Digression into imputation done. Is the "skip a generation" thing only a genetic fantasy? Not at all. It has, however, nothing to do with what we typically consider matching data for genealogy. This is another digressive rabbit hole that I will only spend a little time on, but "skip a generation" refers to dominant and recessive genes, and the expression of those genes. Let's quickly consider a gene that determines hair color.

Red Hair and Freckles

Red hair is a recessive gene. A child's pair of genes can be either homozygous (identical from both parents) or heterozygous (one gene type from the father, the other type from the mother). Geneticists usually display the dominant with a capital letter, and the recessive with a lowercase letter; let's call them "R" and "r" in this case. If both the mother and the father are homozygous dominant, they would both be indicated by "RR," neither would have red hair, and neither have a recessive gene they could pass on to their children. None of their kids or their kids' descendants would have red hair.

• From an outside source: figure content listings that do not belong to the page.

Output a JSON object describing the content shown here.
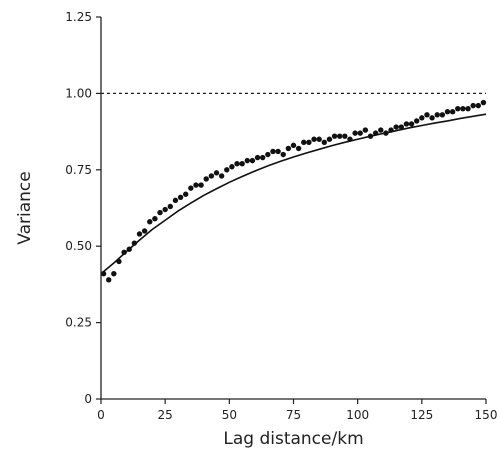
{
  "chart_data": {
    "type": "scatter",
    "title": "",
    "xlabel": "Lag distance/km",
    "ylabel": "Variance",
    "xlim": [
      0,
      150
    ],
    "ylim": [
      0,
      1.25
    ],
    "x_ticks": [
      "0",
      "25",
      "50",
      "75",
      "100",
      "125",
      "150"
    ],
    "y_ticks": [
      "0",
      "0.25",
      "0.50",
      "0.75",
      "1.00",
      "1.25"
    ],
    "grid": false,
    "legend": "none",
    "reference_line": {
      "y": 1.0,
      "style": "dashed"
    },
    "series": [
      {
        "type": "scatter",
        "marker": "filled-circle",
        "color": "#111111",
        "x": [
          1,
          3,
          5,
          7,
          9,
          11,
          13,
          15,
          17,
          19,
          21,
          23,
          25,
          27,
          29,
          31,
          33,
          35,
          37,
          39,
          41,
          43,
          45,
          47,
          49,
          51,
          53,
          55,
          57,
          59,
          61,
          63,
          65,
          67,
          69,
          71,
          73,
          75,
          77,
          79,
          81,
          83,
          85,
          87,
          89,
          91,
          93,
          95,
          97,
          99,
          101,
          103,
          105,
          107,
          109,
          111,
          113,
          115,
          117,
          119,
          121,
          123,
          125,
          127,
          129,
          131,
          133,
          135,
          137,
          139,
          141,
          143,
          145,
          147,
          149
        ],
        "y": [
          0.41,
          0.39,
          0.41,
          0.45,
          0.48,
          0.49,
          0.51,
          0.54,
          0.55,
          0.58,
          0.59,
          0.61,
          0.62,
          0.63,
          0.65,
          0.66,
          0.67,
          0.69,
          0.7,
          0.7,
          0.72,
          0.73,
          0.74,
          0.73,
          0.75,
          0.76,
          0.77,
          0.77,
          0.78,
          0.78,
          0.79,
          0.79,
          0.8,
          0.81,
          0.81,
          0.8,
          0.82,
          0.83,
          0.82,
          0.84,
          0.84,
          0.85,
          0.85,
          0.84,
          0.85,
          0.86,
          0.86,
          0.86,
          0.85,
          0.87,
          0.87,
          0.88,
          0.86,
          0.87,
          0.88,
          0.87,
          0.88,
          0.89,
          0.89,
          0.9,
          0.9,
          0.91,
          0.92,
          0.93,
          0.92,
          0.93,
          0.93,
          0.94,
          0.94,
          0.95,
          0.95,
          0.95,
          0.96,
          0.96,
          0.97
        ]
      },
      {
        "type": "line",
        "style": "solid",
        "color": "#111111",
        "x": [
          0,
          5,
          10,
          15,
          20,
          25,
          30,
          35,
          40,
          45,
          50,
          55,
          60,
          65,
          70,
          75,
          80,
          85,
          90,
          95,
          100,
          105,
          110,
          115,
          120,
          125,
          130,
          135,
          140,
          145,
          150
        ],
        "y": [
          0.41,
          0.445,
          0.483,
          0.52,
          0.555,
          0.585,
          0.615,
          0.641,
          0.666,
          0.688,
          0.709,
          0.728,
          0.746,
          0.763,
          0.778,
          0.792,
          0.805,
          0.817,
          0.829,
          0.84,
          0.85,
          0.86,
          0.869,
          0.878,
          0.887,
          0.895,
          0.903,
          0.91,
          0.918,
          0.925,
          0.932
        ]
      }
    ]
  }
}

But what if each parent were "Rr," in other words carry both a dominant and a recessive gene? Neither of them would have red hair because the dominant gene is in control, but they could both pass an "r" recessive to one or more of their children. So they could have three children, one each "RR," "Rr," and "rr." The first would not have red hair and could not pass along the red-hair recessive gene. The second, like her parents, would not have red hair but would be able to pass along either the dominant or the recessive gene. The third would have red hair, and could only pass along the recessive red-hair gene.

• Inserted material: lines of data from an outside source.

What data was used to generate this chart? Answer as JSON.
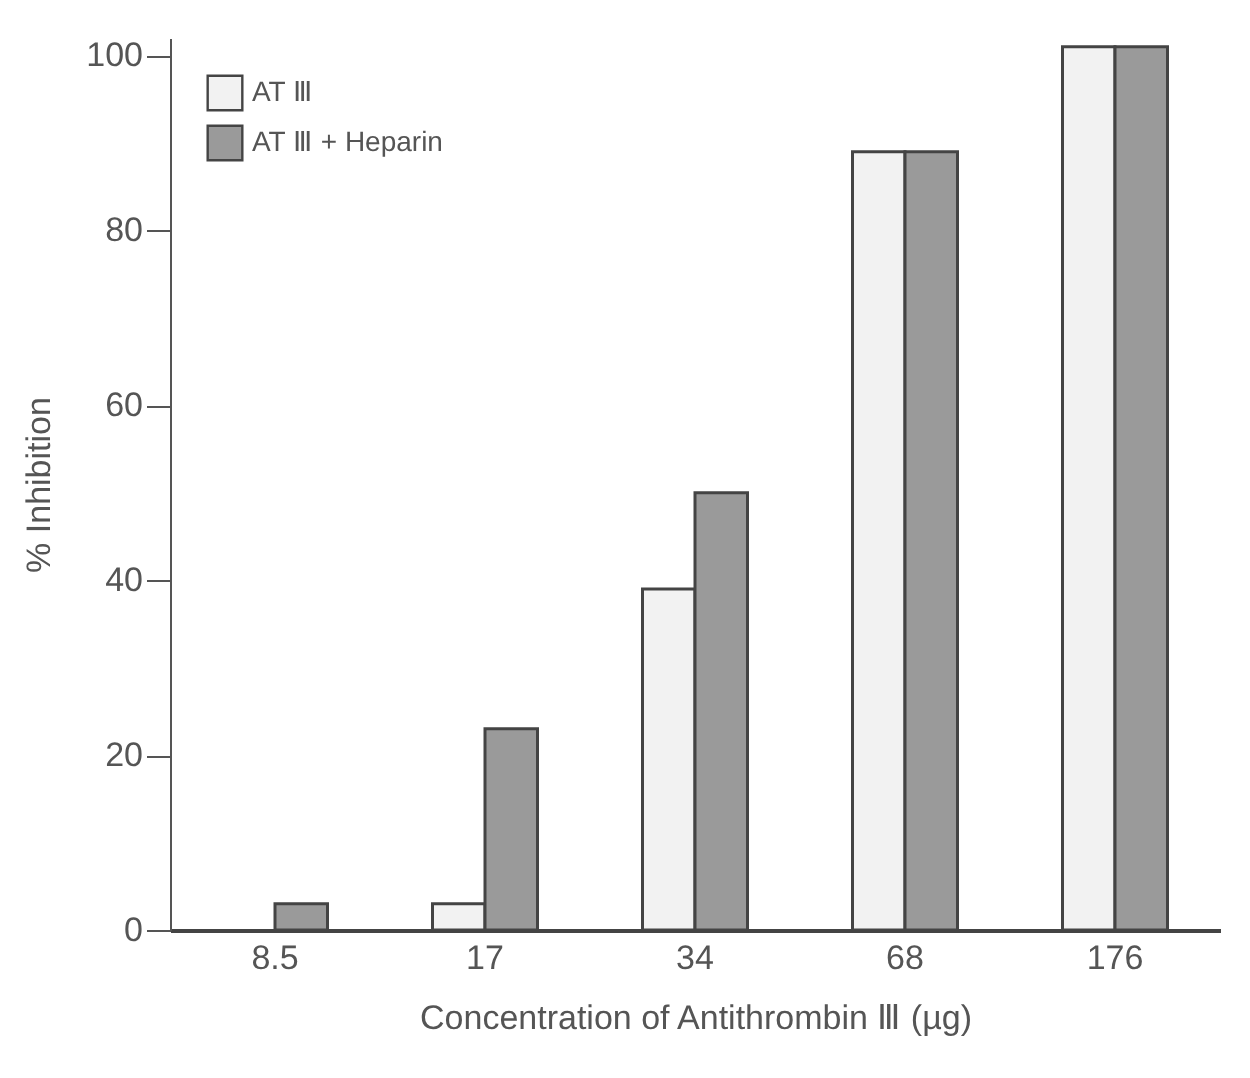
{
  "chart_data": {
    "type": "bar",
    "xlabel": "Concentration of Antithrombin Ⅲ (µg)",
    "ylabel": "% Inhibition",
    "categories": [
      "8.5",
      "17",
      "34",
      "68",
      "176"
    ],
    "series": [
      {
        "name": "AT Ⅲ",
        "color": "#f2f2f2",
        "values": [
          0,
          3,
          39,
          89,
          101
        ]
      },
      {
        "name": "AT Ⅲ + Heparin",
        "color": "#9a9a9a",
        "values": [
          3,
          23,
          50,
          89,
          101
        ]
      }
    ],
    "ylim": [
      0,
      102
    ],
    "yticks": [
      0,
      20,
      40,
      60,
      80,
      100
    ],
    "grid": false,
    "legend": "top left"
  }
}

This is how DNA can skip a generation. Nothing actually skips anything, of course. But it can most certainly appear like it when one grandparent has red hair, both parents have dark brown hair, and their daughter then turns out to have lovely scarlet locks.

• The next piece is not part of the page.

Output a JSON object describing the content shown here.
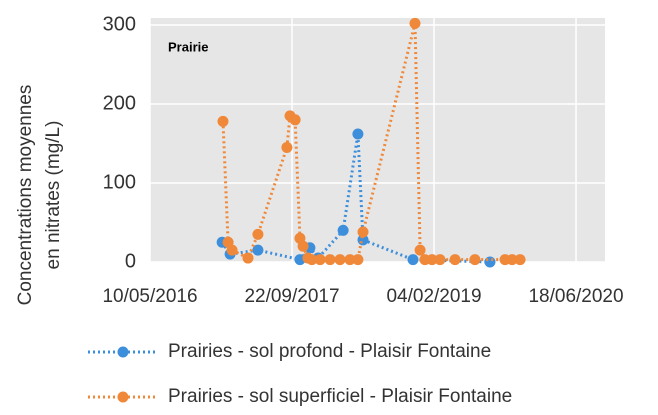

Bottom line is that, as you noted, you can only get your 3 billion base pairs of DNA from two places: your mother and your father. We're purposely going to ignore unusual cases here, like some forms of stem cell transplantation or future CRISPR genetic engineering. That said, you get only approximately 25% of each of your grandparents DNA. In fact, Graham Cooper at UC Davis looked at 1,500 real-world DNA tests and determined that roughly one in 200 grandchildren would obtain only about 10% of his or her autosome from one of the paternal grandparents. With each generation, things get shuffled up more and more.

Diminishing atDNA Returns

What this means is that if you and a cousin share an ancestor six generations back—as is possibly the case with your newly-discovered cousins—a lack of autosomal DNA matching is not evidence disproving the relationship. In fact, the odds we share any detectable DNA at all worsen rapidly the more distant the cousinship. A study headed by Brenna Henn (formerly the head scientist for 23andMe) demonstrated that only 45.9% of your 4th cousins will share any detectable DNA with you at all, and that drops to 14.9% for 5th cousins: your 4g-grandparents and six generations. At that level, your odds of matching an actual 5th cousin are 11:2, or two matches showing for every 13 cousins tested. This is one reason autosomal DNA triangulation, as a process, is really much more complex and detailed than some assume it to be.

If the common ancestor is in both your and your new cousin's direct paternal lines, then yDNA testing could assist with validating the relationship. The Y-chromosome doesn't go through crossover at meiosis, and is passed down intact from father to son unchanged save for occasional—but typically quite slow—generational mutations. This means the male taking the test doesn't necessarily need to be your sibling or father. If your father has a living brother or you have a known male 1st cousin on that paternal descendant line, then yDNA testing could give you and your new-found cousin evidence substantiating a relationship back to that 4g-grandparent MRCA.

Oh, and by the way. While red hair is recessive, having freckles is a dominant trait...even though the same gene, MC1R, is responsible for both! Ain't genetics grand?